Our Lady of Tears

Issa López, director of the fantastic horror film Tigers Are Not Afraid, is teaming up with Blumhouse. López will helm Our Lady of Tears, based on an article about a case of mass hysteria that overtook an all-girls Catholic boarding school in Mexico City. Per the story, “Between October 2006 and June 2007, an outbreak swept through a Catholic school in Mexico. A piercing sensation in their legs. Nausea and fevers. Suicidal thoughts.
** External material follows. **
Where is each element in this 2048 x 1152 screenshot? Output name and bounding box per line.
What was afflicting more than 500 students of Girlstown?”

Daniel Hernandez’s article The Haunting of Girls Town will serve as the inspiration for Our Lady of Tears, a Blumhouse production from director Issa López. López will write and direct the film adaptation of the article that “focuses on a mass hysteria epidemic with supernatural roots, that in 2007 spread through Villa de las Niñas, an all girls, Catholic boarding school in the outskirts of Mexico City. The school recruited and isolated socially neglected girls coming from families living in extreme poverty and in remote areas of Mexico.” Here’s an excerpt from the New York Times about the event:

Some 600 girls at theVilla de las Niñas outside Mexico City, a boarding school run by Roman Catholic nuns, have been struck by a mystery illness that the authorities say is psychological, raising questions about conditions inside the school. Mother Superior Margie Cheong said that it was unclear what had caused the symptoms, which include difficulty walking and nausea, but that ”the diagnosis by health authorities is of a psychological ailment.” She said she had only recently alerted parents and the authorities, despite the first cases having appeared in October, because she did not want to cause panic. Some students have complained of overly strict disciplinary measures.

This sounds pretty damn great overall, and after Tigers Are Not Afraid, I’m all-in on whatever López has in store for audiences.
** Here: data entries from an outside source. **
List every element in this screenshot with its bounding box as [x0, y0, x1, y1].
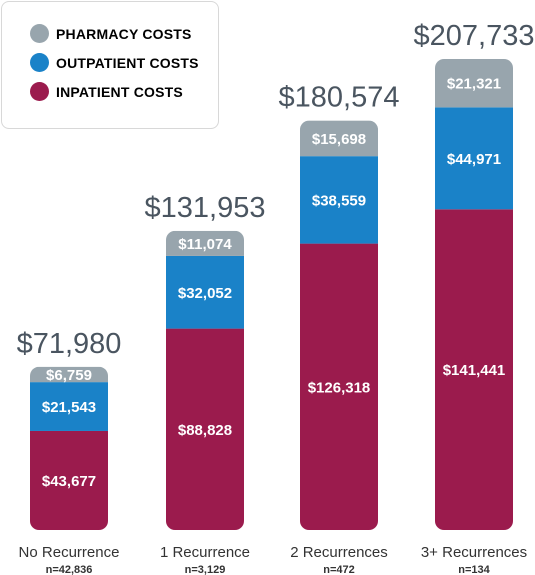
segment-value-label: $32,052 [178, 285, 232, 302]
sample-size-label: n=42,836 [46, 564, 93, 575]
bar-segment-inpatient [30, 430, 108, 530]
sample-size-label: n=3,129 [185, 564, 226, 575]
legend-label-pharmacy: PHARMACY COSTS [56, 25, 192, 42]
bar-total-label: $131,953 [145, 192, 266, 224]
bar-segment-outpatient [300, 156, 378, 244]
category-label: 3+ Recurrences [421, 544, 527, 561]
legend-swatch-pharmacy [30, 24, 49, 43]
segment-value-label: $38,559 [312, 192, 366, 209]
segment-value-label: $21,543 [42, 399, 96, 416]
bar-segment-inpatient [435, 209, 513, 530]
bar-segment-inpatient [300, 243, 378, 530]
segment-value-label: $21,321 [447, 76, 501, 93]
category-label: No Recurrence [19, 544, 120, 561]
bar-segment-outpatient [30, 382, 108, 431]
bar-segment-inpatient [166, 328, 244, 530]
bar-group-3 [435, 59, 513, 530]
bar-segment-outpatient [166, 255, 244, 329]
bar-total-label: $180,574 [279, 82, 400, 114]
category-label: 2 Recurrences [290, 544, 388, 561]
legend-label-inpatient: INPATIENT COSTS [56, 83, 183, 100]
bar-segment-outpatient [435, 107, 513, 210]
legend-item-pharmacy: PHARMACY COSTS [30, 24, 192, 43]
sample-size-label: n=472 [323, 564, 355, 575]
segment-value-label: $15,698 [312, 131, 366, 148]
segment-value-label: $6,759 [46, 367, 92, 384]
segment-value-label: $44,971 [447, 151, 501, 168]
legend-swatch-inpatient [30, 82, 49, 101]
bar-segment-pharmacy [166, 230, 244, 256]
chart-legend: PHARMACY COSTS OUTPATIENT COSTS INPATIEN… [1, 1, 219, 129]
legend-swatch-outpatient [30, 53, 49, 72]
bar-segment-pharmacy [435, 59, 513, 108]
legend-item-outpatient: OUTPATIENT COSTS [30, 53, 199, 72]
segment-value-label: $43,677 [42, 473, 96, 490]
sample-size-label: n=134 [458, 564, 490, 575]
bar-group-0 [30, 366, 108, 530]
bar-group-1 [166, 230, 244, 530]
bar-group-2 [300, 120, 378, 530]
segment-value-label: $126,318 [308, 379, 371, 396]
category-label: 1 Recurrence [160, 544, 250, 561]
segment-value-label: $141,441 [443, 362, 506, 379]
bar-total-label: $71,980 [17, 328, 122, 360]
bar-total-label: $207,733 [414, 20, 535, 52]
bar-segment-pharmacy [300, 120, 378, 157]
segment-value-label: $88,828 [178, 422, 232, 439]
legend-label-outpatient: OUTPATIENT COSTS [56, 54, 199, 71]
legend-item-inpatient: INPATIENT COSTS [30, 82, 183, 101]
bar-segment-pharmacy [30, 366, 108, 383]
segment-value-label: $11,074 [178, 236, 232, 253]
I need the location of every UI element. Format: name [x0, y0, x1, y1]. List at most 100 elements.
“The moment I read the Epic article, I knew I wanted to tell this story,” López said. “I myself attended a Catholic school in Mexico City. I grew up on a steady diet of supernatural visitations and miracles, and of the real life horrors that young girls who grow up in poverty face every day in Mexico, and around the world. Having the chance to tell that story with Jason and his team, producers of such socially incisive genre classics like Get Out, and of so many true horror gems, is a huge privilege. I couldn’t be more excited about this movie.”

Blumhouse CEO Jason Blum added: “The Blumhouse team was enthralled by the original article and Daniel’s deep reporting around such a terrifying and heartbreaking story. Ever since I first watched Tigers Are Not Afraid, I have wanted to find a project to collaborate on with Issa and I knew this was a perfect fit. I can’t wait for audiences to see her take on this material.”